Medium (Apply Properties)
7) On $A={1,2,3,4,5,6}$, define $xRy$ iff $x$ divides $y$. Then $R$ is
A. reflexive and transitive but not symmetric
B. symmetric and transitive but not reflexive
C. an equivalence relation
D. not transitive
Correct Answer: A
8) If $f:\mathbb{N}\to\mathbb{N}$ is $f(x)=2x$, then $f$ is
A. onto
B. one-one but not onto
C. onto but not one-one
D. neither
Correct Answer: B
Explanation: Odd naturals have no preimage.
9) If $X$ is a finite set and $f:X\to X$ is one-one, then $f$ is
A. necessarily onto
B. never onto
C. always constant
D. many-one
Correct Answer: A
10) The relation “is perpendicular to” on all lines in a plane is
A. reflexive
B. symmetric but not transitive
C. transitive
D. an equivalence relation
Correct Answer: B
11) If $f:X\to Y$ and $g:Y\to Z$, then $g\circ f$ maps
A. $Y\to X$
B. $X\to Z$
C. $Z\to X$
D. $X\to Y$
Correct Answer: B
12) If $R$ is an equivalence relation on $X$, then the equivalence classes of $R$
A. overlap
B. form a partition of $X$
C. never contain more than 2 elements
D. exist only for finite sets
Correct Answer: B
Hard (Mixed Reasoning)
13) If $f:\mathbb{R}\to\mathbb{R}$ is $f(x)=x^2$, then $f$ is
A. bijective
B. one-one only
C. onto only
D. neither one-one nor onto
Correct Answer: D
14) On ${1,2,3}$ define $(a,b)\in R$ iff $a\equiv b\pmod{2}$. Then the equivalence class of 1 is
A. ${1}$
B. ${2}$
C. ${1,3}$
D. ${1,2,3}$
Correct Answer: C
Explanation: 1 is congruent mod 2 to odd numbers.
15) If $|X|=3$ and $|Y|=2$, then number of onto functions $X\to Y$ is
A. 6
B. 8
C. 2
D. 0
Correct Answer: A
Explanation: Total functions $=2^3=8$. Not onto means all map to same element: 2 such functions. So onto $=8-2=6$.
16) If $f:X\to Y$ is bijective, then $f^{-1}:Y\to X$ is
A. not a function
B. a bijection
C. many-one
D. never onto
Correct Answer: B
Explanation: Inverse of a bijection is also a bijection.

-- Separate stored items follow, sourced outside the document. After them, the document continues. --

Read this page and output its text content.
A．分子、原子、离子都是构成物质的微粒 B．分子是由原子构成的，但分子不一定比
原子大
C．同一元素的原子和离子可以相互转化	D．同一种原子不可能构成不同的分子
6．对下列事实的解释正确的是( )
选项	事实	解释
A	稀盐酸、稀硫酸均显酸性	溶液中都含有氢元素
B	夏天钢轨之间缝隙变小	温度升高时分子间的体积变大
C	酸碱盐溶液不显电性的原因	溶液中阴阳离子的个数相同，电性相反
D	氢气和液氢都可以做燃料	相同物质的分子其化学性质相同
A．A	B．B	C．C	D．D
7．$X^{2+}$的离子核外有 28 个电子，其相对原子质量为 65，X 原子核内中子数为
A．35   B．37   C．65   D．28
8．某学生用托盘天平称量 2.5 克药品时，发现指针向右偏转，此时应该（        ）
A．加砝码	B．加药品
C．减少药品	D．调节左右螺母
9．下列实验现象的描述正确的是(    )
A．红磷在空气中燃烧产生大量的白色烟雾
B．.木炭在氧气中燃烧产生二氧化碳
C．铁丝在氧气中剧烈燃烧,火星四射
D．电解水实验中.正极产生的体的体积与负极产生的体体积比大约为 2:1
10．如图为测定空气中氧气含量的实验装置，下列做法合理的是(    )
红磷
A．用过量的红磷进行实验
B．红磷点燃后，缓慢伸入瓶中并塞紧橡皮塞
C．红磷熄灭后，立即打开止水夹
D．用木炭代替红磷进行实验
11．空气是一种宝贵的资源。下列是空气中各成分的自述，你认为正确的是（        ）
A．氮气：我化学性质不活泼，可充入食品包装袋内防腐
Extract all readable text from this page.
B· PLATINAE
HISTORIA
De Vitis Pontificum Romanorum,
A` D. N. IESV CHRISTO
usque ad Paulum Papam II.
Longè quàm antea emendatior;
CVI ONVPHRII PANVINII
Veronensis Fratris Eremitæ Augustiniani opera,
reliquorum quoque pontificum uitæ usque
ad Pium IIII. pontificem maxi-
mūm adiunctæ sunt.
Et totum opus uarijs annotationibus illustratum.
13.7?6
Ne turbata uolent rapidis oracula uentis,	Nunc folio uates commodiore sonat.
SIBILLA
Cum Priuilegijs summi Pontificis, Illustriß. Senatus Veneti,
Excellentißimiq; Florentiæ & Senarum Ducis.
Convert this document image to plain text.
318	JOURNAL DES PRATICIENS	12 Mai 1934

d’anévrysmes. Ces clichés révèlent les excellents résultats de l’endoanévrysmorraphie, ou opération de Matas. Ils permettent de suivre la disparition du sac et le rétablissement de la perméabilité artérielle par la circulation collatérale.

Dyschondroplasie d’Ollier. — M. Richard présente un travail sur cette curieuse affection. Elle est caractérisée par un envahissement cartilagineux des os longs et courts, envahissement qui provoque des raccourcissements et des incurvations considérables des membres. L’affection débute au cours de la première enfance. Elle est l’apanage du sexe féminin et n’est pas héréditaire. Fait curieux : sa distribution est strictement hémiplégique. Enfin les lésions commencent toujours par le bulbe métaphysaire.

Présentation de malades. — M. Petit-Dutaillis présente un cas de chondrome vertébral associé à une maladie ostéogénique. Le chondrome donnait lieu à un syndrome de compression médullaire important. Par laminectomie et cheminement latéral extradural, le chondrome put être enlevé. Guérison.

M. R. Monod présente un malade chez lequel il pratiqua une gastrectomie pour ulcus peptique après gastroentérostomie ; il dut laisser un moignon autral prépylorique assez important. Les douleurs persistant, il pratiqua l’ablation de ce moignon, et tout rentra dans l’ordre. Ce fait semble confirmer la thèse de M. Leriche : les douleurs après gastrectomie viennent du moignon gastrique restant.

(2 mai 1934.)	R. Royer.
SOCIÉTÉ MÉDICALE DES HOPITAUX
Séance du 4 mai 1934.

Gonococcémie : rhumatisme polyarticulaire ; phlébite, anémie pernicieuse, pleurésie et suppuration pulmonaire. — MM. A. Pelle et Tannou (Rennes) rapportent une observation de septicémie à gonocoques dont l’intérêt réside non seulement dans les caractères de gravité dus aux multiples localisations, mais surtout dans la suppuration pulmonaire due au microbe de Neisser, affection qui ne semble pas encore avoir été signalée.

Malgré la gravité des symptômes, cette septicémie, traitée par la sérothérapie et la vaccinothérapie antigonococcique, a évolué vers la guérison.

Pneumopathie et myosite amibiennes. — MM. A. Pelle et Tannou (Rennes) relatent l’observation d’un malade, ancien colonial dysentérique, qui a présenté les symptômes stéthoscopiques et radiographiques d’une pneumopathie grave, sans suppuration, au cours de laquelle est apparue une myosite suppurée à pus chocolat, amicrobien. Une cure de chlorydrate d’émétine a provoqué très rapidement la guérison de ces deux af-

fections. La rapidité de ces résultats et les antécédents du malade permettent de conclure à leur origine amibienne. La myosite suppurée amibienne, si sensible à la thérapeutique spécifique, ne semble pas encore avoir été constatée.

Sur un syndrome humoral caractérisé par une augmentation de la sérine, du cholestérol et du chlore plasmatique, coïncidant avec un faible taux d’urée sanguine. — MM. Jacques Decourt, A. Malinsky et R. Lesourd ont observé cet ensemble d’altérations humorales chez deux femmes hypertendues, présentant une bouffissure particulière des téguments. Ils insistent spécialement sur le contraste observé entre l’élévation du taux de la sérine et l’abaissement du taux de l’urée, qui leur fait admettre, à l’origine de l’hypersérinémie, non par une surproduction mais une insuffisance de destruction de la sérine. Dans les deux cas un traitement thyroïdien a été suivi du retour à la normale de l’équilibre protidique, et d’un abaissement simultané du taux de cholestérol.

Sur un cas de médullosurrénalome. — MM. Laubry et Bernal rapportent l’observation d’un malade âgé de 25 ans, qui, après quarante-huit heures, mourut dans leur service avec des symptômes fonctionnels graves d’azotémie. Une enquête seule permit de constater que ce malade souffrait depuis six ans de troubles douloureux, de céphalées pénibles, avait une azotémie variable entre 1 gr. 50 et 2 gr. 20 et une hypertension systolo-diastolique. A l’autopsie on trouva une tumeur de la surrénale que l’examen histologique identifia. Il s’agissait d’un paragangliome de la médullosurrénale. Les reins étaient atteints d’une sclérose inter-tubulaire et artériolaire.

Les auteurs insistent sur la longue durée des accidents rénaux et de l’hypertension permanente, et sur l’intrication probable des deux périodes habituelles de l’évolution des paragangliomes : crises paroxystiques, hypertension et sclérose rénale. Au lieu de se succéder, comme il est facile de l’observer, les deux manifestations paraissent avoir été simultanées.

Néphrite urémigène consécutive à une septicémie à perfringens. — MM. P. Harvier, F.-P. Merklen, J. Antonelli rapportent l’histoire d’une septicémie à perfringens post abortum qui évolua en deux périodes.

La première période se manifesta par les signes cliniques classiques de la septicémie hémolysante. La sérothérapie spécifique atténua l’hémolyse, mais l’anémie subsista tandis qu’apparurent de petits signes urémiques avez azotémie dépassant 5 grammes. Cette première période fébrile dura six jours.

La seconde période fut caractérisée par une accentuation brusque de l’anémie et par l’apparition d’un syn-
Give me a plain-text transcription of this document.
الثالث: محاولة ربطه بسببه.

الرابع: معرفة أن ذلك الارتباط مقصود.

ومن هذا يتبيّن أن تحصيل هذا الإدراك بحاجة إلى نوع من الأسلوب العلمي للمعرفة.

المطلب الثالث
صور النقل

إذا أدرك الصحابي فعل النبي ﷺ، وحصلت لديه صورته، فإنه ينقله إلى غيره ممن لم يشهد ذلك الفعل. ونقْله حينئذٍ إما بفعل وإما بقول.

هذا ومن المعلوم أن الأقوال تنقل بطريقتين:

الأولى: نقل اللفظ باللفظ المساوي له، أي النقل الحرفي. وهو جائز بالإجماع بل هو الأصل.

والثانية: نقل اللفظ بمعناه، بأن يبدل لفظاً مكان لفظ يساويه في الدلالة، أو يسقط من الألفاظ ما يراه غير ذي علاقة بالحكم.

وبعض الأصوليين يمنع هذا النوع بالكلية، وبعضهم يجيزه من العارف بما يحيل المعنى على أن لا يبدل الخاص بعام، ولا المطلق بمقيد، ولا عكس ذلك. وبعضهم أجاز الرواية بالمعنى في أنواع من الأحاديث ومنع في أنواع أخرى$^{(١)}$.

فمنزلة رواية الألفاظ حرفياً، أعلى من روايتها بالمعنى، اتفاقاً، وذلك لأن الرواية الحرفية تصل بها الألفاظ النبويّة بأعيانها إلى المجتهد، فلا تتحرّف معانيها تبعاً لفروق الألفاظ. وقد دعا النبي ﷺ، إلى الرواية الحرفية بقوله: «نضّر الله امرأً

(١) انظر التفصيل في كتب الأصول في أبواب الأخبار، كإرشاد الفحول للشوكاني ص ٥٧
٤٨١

17) A relation that is reflexive and transitive but not symmetric is called a
A. partial order
B. pre-order
C. symmetric order
D. universal relation
Correct Answer: B
Explanation: Preorder = reflexive + transitive. (Partial order additionally needs antisymmetry.)
18) If $A={1,2,3}$, number of relations on $A$ is
A. $2^3$
B. $2^6$
C. $2^9$
D. $3^2$
Correct Answer: C
Explanation: $|A\times A|=9$. Any subset of $A\times A$ is a relation.